Eating our way into pricier health care
Because I know you're dying to hear my opinion about health-care reform, here you go: Any changes that don't account for personal responsibility is a huge mistake. The fact of the matter is, one of the reasons that health care is so expensive is because, as a country, we're not healthy people.
An article in the New York Times has some stats along these lines:
"No one disputes that the $2.3 trillion we devote to the health care industry is often spent unwisely, but the fact that the United States spends twice as much per person as most European countries on health care can be substantially explained, as a study released last month says, by our being fatter. Even the most efficient health care system that the administration could hope to devise would still confront a rising tide of chronic disease linked to diet.
"According to the Centers for Disease Control and Prevention, three-quarters of health care spending now goes to treat “preventable chronic diseases.” Not all of these diseases are linked to diet — there’s smoking, for instance — but many, if not most, of them are.
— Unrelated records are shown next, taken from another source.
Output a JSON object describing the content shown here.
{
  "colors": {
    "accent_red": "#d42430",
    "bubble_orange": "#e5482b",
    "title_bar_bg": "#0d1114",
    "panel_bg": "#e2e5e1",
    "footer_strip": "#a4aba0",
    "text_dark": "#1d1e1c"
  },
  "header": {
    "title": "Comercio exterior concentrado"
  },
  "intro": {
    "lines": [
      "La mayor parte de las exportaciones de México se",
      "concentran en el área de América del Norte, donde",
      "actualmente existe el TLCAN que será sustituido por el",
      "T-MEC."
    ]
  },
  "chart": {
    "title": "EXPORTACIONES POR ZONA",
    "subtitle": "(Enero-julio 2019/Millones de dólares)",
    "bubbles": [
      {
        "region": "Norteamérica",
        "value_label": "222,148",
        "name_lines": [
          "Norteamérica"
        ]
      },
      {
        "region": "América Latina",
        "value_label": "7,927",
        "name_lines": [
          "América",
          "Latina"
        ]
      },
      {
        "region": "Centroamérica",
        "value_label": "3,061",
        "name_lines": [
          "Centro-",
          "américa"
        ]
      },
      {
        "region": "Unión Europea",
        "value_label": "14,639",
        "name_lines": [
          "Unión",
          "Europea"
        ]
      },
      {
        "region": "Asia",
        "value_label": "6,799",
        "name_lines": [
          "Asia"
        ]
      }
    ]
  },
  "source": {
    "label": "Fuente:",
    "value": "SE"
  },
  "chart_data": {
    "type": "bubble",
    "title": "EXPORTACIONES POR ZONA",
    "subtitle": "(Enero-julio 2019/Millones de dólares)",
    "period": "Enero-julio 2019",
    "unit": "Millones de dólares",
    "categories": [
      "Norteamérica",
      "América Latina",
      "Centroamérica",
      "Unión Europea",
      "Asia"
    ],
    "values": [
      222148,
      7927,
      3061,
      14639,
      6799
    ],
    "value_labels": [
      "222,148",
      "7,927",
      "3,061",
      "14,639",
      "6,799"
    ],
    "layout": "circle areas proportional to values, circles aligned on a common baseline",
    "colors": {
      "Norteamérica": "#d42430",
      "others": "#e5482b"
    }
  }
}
"We’re spending $147 billion to treat obesity, $116 billion to treat diabetes, and hundreds of billions more to treat cardiovascular disease and the many types of cancer that have been linked to the so-called Western diet. One recent study estimated that 30 percent of the increase in health care spending over the past 20 years could be attributed to the soaring rate of obesity, a condition that now accounts for nearly a tenth of all spending on health care."
In the interest of full disclosure, I read that article while eating a bowl of Frosted Flakes.